The second was from Theatre des Alberts, based in the Île de Réunion, and was called Accidents - that link is to the page of their website about the show, including a short promotional video for it, which gives a general impression of the show.  It was very good, though desperately sad, bitter and savage in places, as the write-up says, 'cruel as life but also as funny'.  And it was very funny, even for someone like me, who usually just see the black in black humour and not much of the humour.

These shows, like much puppetry now, don't involve classic string or hand puppets, but figures which are manipulated by visible operators who are also narrators and at times participants in the narrative, continually stretching, fracturing and generally subverting the relationship between puppet, puppeteer and audience.  Interesting stuff.

There was also an exhibition, a number of actual pieces and many more photos, by a maker of more traditional string puppets, made by Nadine Delannoy who calls her company Âmes Imaginaires, 'Imaginary Souls'. The link is to the gallery page of her website, and I do recommend having a good look around there - the English translation is unusually good and her story and ideas are quite fascinating.  I think (as in I'm not absolutely sure, rather than 'in my opinion') her work is beautiful, though not always comfortable, but there is something truly alive about much of it.  Of the making of her 'souls' (they aren't all puppets though many are) she describes how she always begins with the head, and

every new head is inspired by a mix of several emotions. The ambiguous expression that results from this mix produces the impression of true presence in the character.

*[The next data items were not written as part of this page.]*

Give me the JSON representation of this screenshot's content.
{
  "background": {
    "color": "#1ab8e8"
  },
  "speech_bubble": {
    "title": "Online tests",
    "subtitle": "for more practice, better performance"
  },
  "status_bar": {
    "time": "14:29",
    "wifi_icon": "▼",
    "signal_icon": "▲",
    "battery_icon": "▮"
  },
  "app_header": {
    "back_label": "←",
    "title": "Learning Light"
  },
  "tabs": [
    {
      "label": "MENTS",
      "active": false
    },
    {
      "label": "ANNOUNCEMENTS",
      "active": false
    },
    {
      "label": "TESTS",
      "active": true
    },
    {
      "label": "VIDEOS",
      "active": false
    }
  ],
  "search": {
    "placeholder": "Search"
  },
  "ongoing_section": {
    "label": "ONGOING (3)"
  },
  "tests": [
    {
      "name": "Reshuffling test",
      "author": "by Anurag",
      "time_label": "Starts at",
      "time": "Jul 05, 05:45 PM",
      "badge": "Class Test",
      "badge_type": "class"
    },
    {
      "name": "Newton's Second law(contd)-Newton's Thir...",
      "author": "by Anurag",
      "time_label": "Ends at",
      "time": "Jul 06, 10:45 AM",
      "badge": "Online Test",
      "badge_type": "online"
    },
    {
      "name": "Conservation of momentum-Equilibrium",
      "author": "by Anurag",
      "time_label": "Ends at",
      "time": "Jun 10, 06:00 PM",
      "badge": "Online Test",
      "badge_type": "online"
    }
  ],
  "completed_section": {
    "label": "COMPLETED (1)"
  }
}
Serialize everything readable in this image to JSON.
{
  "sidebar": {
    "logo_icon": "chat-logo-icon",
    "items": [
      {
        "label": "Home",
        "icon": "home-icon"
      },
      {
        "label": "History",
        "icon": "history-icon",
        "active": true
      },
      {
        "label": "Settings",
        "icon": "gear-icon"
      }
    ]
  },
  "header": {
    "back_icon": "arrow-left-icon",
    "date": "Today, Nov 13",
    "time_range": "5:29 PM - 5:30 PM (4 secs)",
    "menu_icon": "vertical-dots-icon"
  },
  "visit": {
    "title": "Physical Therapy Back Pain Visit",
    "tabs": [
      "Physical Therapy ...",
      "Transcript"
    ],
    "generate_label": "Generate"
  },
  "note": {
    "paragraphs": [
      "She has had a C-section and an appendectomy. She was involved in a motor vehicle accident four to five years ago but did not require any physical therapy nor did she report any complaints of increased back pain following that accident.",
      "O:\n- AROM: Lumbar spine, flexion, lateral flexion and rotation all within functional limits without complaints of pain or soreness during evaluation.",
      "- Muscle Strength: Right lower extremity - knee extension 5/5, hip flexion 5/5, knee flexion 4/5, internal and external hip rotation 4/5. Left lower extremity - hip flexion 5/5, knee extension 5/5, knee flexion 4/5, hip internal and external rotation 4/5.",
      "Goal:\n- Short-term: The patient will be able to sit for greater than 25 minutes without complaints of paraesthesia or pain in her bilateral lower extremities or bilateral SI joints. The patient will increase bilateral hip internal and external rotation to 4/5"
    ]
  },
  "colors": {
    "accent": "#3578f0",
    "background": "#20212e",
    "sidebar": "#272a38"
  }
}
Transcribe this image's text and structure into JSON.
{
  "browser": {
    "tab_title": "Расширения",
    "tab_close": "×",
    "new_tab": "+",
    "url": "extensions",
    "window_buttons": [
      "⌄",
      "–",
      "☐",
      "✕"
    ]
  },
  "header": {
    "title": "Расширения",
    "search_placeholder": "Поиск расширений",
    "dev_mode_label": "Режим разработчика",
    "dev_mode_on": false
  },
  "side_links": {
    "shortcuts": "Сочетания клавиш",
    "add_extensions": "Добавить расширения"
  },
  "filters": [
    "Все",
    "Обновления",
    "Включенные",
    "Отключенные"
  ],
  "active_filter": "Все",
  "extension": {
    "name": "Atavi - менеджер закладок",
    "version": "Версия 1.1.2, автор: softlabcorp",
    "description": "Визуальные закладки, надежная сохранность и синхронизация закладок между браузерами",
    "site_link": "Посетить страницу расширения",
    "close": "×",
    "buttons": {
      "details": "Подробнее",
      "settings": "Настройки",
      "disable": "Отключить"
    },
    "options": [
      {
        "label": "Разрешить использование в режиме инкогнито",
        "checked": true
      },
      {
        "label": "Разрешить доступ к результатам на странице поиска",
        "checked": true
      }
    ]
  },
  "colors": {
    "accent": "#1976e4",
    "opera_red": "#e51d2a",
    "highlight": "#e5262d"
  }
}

I was particularly drawn to Mortelune,

initially because she reminded me of Maggie Smith, but the more I look at her the more I see she isn't quite like.  Her maker says of her - like many of the pieces she has her own page on the site with a remark about her character - this woman hides a heavy secret. 

I also liked Jean-Baptiste:

I've long had an affection for Molière, albeit one based on pretty scant acquaintance.  With this figure, as with many of them, as Iso remarked, much life is conferred by the lightness and softness of the hair, which, again slightly uncomfortably, is often made from real fur or real or fake human hair for extensions and wigs.

Anyway, we had quite a bit of time for a long saunter by the waterside and along the harbour wall in Binic, drink a hot chocolate which wasn't very hot by the time we got it, and truly the World and Her Husband were out and about, sitting on the terraces of restaurants and cafés and bars and crêperies, getting ripped off at the funfair in the car park, watching the giant African dancing puppets that were ambulating about the town, and despite the really rather chilly wind, there was a queue for the ice cream parlour all the way down the street.  As Joe said on his blog recently, people seem to be regarding the sun 'as though it were an extraordinary new phenomenon', so starved we've been of it.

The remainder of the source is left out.